L’allarme riguardante la conservazione del complesso della Certosa lanciato a partire dagli anni Novanta da diversi studiosi e fatto proprio dal Comune di Bologna, ha portato nel corso degli ultimi anni alla moltiplicazione degli interventi di restauro dei sepolcri monumentali, un patrimonio sterminato interessato da un notevole livello di degrado passibile in alcuni casi di perdite definitive. I problemi sono ancora enormi, in particolare in riferimento alla precarietà dei coperti di diverse zone monumentali e alla presenza massiccia dei volatili, ma non c’è dubbio che molto è stato fatto per recuperare diversi sepolcri e per sensibilizzare i concessionari nei confronti di tombe di famiglia che versavano in alcuni casi in uno stato di pressoché completo abbandono.

Tra le numerosissime iniziative svolte, anche di recupero architettonico, ci si concentrerà in questo intervento esclusivamente sui lavori eseguiti sulle singole tombe, mettendo in luce, attraverso una breve analisi di alcune di esse, le questioni conservative che sono state affrontate e che costituiscono in linea di massima i principali problemi insiti ai materiali con cui i sepolcri vennero realizzati e le problematiche che il sito, dal punto di vista microclimatico, presenta.

È certamente difficile individuare delle emergenze in un complesso che presenta una tale vastità di tipologie artistiche e che si è sedimentato nel corso degli ultimi due secoli su di un complesso monastico esistente dal Medioevo, ma non vi è dubbio che, parlando della sola zona cimiteriale, il Chiostro Terzo o della Cappella, si è subito presentato come il nucleo che maggiormente richiedeva una concentrazione di sforzi. In questo sono infatti presenti le tombe più antiche, quelle realizzate subito dopo l’istituzione dello stesso cimitero comunale nel 1801, tombe di caratterizzazione tipologica tutta bolognese, essendo debitrici, come da tempo sottolineato da Anna Maria Matteucci, della tradizione quadraturistica e prospettica locale.

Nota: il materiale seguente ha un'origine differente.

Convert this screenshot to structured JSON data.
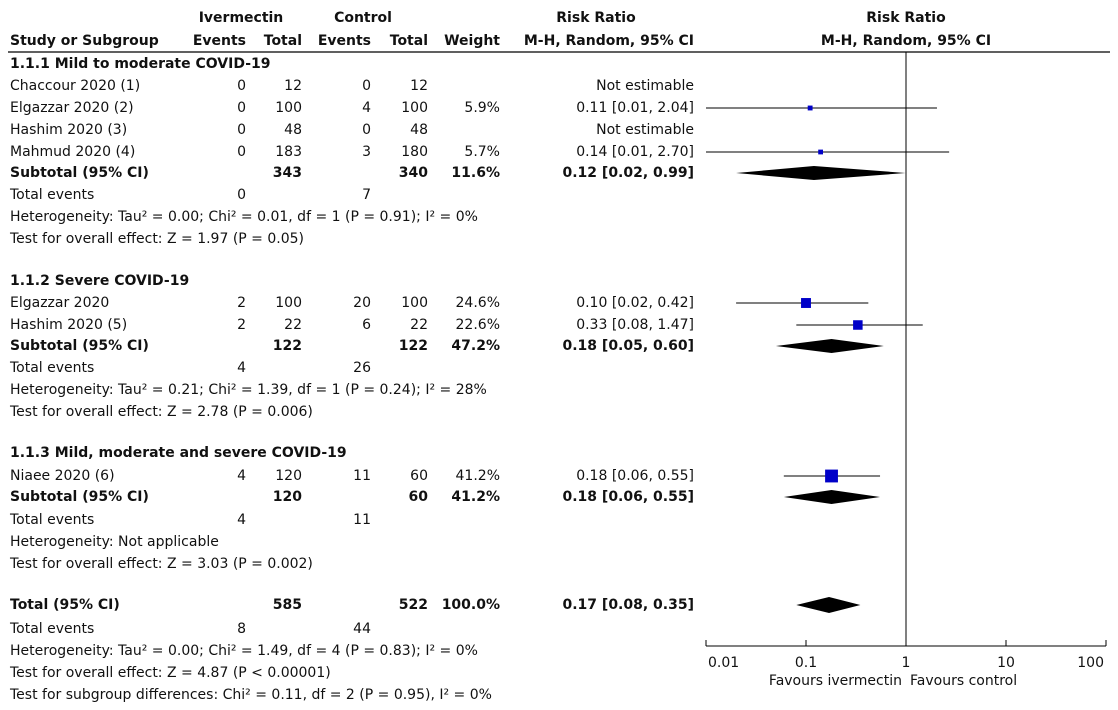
{
  "header": {
    "group1": "Ivermectin",
    "group2": "Control",
    "effect_col": "Risk Ratio",
    "plot_title": "Risk Ratio",
    "study_col": "Study or Subgroup",
    "events1": "Events",
    "total1": "Total",
    "events2": "Events",
    "total2": "Total",
    "weight": "Weight",
    "method": "M-H, Random, 95% CI",
    "plot_method": "M-H, Random, 95% CI"
  },
  "subgroups": [
    {
      "title": "1.1.1 Mild to moderate COVID-19",
      "studies": [
        {
          "name": "Chaccour 2020 (1)",
          "e1": "0",
          "n1": "12",
          "e2": "0",
          "n2": "12",
          "weight": "",
          "ci": "Not estimable"
        },
        {
          "name": "Elgazzar 2020 (2)",
          "e1": "0",
          "n1": "100",
          "e2": "4",
          "n2": "100",
          "weight": "5.9%",
          "ci": "0.11 [0.01, 2.04]"
        },
        {
          "name": "Hashim 2020 (3)",
          "e1": "0",
          "n1": "48",
          "e2": "0",
          "n2": "48",
          "weight": "",
          "ci": "Not estimable"
        },
        {
          "name": "Mahmud 2020 (4)",
          "e1": "0",
          "n1": "183",
          "e2": "3",
          "n2": "180",
          "weight": "5.7%",
          "ci": "0.14 [0.01, 2.70]"
        }
      ],
      "subtotal": {
        "label": "Subtotal (95% CI)",
        "n1": "343",
        "n2": "340",
        "weight": "11.6%",
        "ci": "0.12 [0.02, 0.99]"
      },
      "events": {
        "label": "Total events",
        "e1": "0",
        "e2": "7"
      },
      "heterogeneity": "Heterogeneity: Tau² = 0.00; Chi² = 0.01, df = 1 (P = 0.91); I² = 0%",
      "overall": "Test for overall effect: Z = 1.97 (P = 0.05)"
    },
    {
      "title": "1.1.2 Severe COVID-19",
      "studies": [
        {
          "name": "Elgazzar 2020",
          "e1": "2",
          "n1": "100",
          "e2": "20",
          "n2": "100",
          "weight": "24.6%",
          "ci": "0.10 [0.02, 0.42]"
        },
        {
          "name": "Hashim 2020 (5)",
          "e1": "2",
          "n1": "22",
          "e2": "6",
          "n2": "22",
          "weight": "22.6%",
          "ci": "0.33 [0.08, 1.47]"
        }
      ],
      "subtotal": {
        "label": "Subtotal (95% CI)",
        "n1": "122",
        "n2": "122",
        "weight": "47.2%",
        "ci": "0.18 [0.05, 0.60]"
      },
      "events": {
        "label": "Total events",
        "e1": "4",
        "e2": "26"
      },
      "heterogeneity": "Heterogeneity: Tau² = 0.21; Chi² = 1.39, df = 1 (P = 0.24); I² = 28%",
      "overall": "Test for overall effect: Z = 2.78 (P = 0.006)"
    },
    {
      "title": "1.1.3 Mild, moderate and severe COVID-19",
      "studies": [
        {
          "name": "Niaee 2020 (6)",
          "e1": "4",
          "n1": "120",
          "e2": "11",
          "n2": "60",
          "weight": "41.2%",
          "ci": "0.18 [0.06, 0.55]"
        }
      ],
      "subtotal": {
        "label": "Subtotal (95% CI)",
        "n1": "120",
        "n2": "60",
        "weight": "41.2%",
        "ci": "0.18 [0.06, 0.55]"
      },
      "events": {
        "label": "Total events",
        "e1": "4",
        "e2": "11"
      },
      "heterogeneity": "Heterogeneity: Not applicable",
      "overall": "Test for overall effect: Z = 3.03 (P = 0.002)"
    }
  ],
  "total": {
    "label": "Total (95% CI)",
    "n1": "585",
    "n2": "522",
    "weight": "100.0%",
    "ci": "0.17 [0.08, 0.35]",
    "events_label": "Total events",
    "e1": "8",
    "e2": "44",
    "heterogeneity": "Heterogeneity: Tau² = 0.00; Chi² = 1.49, df = 4 (P = 0.83); I² = 0%",
    "overall": "Test for overall effect: Z = 4.87 (P < 0.00001)",
    "subgroup_diff": "Test for subgroup differences: Chi² = 0.11, df = 2 (P = 0.95), I² = 0%"
  },
  "axis": {
    "ticks": [
      {
        "value": 0.01,
        "label": "0.01"
      },
      {
        "value": 0.1,
        "label": "0.1"
      },
      {
        "value": 1,
        "label": "1"
      },
      {
        "value": 10,
        "label": "10"
      },
      {
        "value": 100,
        "label": "100"
      }
    ],
    "favours_left": "Favours ivermectin",
    "favours_right": "Favours control"
  },
  "colors": {
    "square": "#0000c8",
    "diamond": "#000000",
    "line": "#000000"
  },
  "chart_data": {
    "type": "forest",
    "scale": "log",
    "xlim": [
      0.01,
      100
    ],
    "null_value": 1,
    "studies": [
      {
        "name": "Chaccour 2020 (1)",
        "rr": null,
        "lo": null,
        "hi": null,
        "weight": null
      },
      {
        "name": "Elgazzar 2020 (2)",
        "rr": 0.11,
        "lo": 0.01,
        "hi": 2.04,
        "weight": 5.9
      },
      {
        "name": "Hashim 2020 (3)",
        "rr": null,
        "lo": null,
        "hi": null,
        "weight": null
      },
      {
        "name": "Mahmud 2020 (4)",
        "rr": 0.14,
        "lo": 0.01,
        "hi": 2.7,
        "weight": 5.7
      },
      {
        "name": "Elgazzar 2020",
        "rr": 0.1,
        "lo": 0.02,
        "hi": 0.42,
        "weight": 24.6
      },
      {
        "name": "Hashim 2020 (5)",
        "rr": 0.33,
        "lo": 0.08,
        "hi": 1.47,
        "weight": 22.6
      },
      {
        "name": "Niaee 2020 (6)",
        "rr": 0.18,
        "lo": 0.06,
        "hi": 0.55,
        "weight": 41.2
      }
    ],
    "pooled": [
      {
        "name": "Subtotal 1.1.1",
        "rr": 0.12,
        "lo": 0.02,
        "hi": 0.99
      },
      {
        "name": "Subtotal 1.1.2",
        "rr": 0.18,
        "lo": 0.05,
        "hi": 0.6
      },
      {
        "name": "Subtotal 1.1.3",
        "rr": 0.18,
        "lo": 0.06,
        "hi": 0.55
      },
      {
        "name": "Total",
        "rr": 0.17,
        "lo": 0.08,
        "hi": 0.35
      }
    ]
  }
}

In questo chiostro, dedicato ad accogliere le spoglie di coloro che si fossero distinti “per virtù, per dignità o per qualsivoglia maniera di studi o di arte”, molti dei sepolcri eseguiti, in particolare entro il 1815-1816, sono infatti dipinti murali che il tempo ha profondamente compromesso. Tra i sepolcri restaurati possiamo ricordare la tomba dedicata a Tarsizio Rivieri Folesani, professore di ostetricia e anatomia dell’Università di Bologna, realizzata nel medesimo 1801 dell’ornatista e architetto Flaminio Minozzi, la tomba del conte Ercole Orsi eseguita da Antonio Basoli nel 1803, la tomba del benefattore Bernardino Bargellini che, come la tomba dedicata al maggiore Giuseppe Salaroli, venne realizzata da Gaetano Caponeri in collaborazione con il figurista Pietro Fancelli, la tomba del pittore Vincenzo Martinelli, realizzata ancora da Pietro Fancelli, o la tomba di Salvatore Santini di Giuseppe Muzzarelli e Luigi Bendini.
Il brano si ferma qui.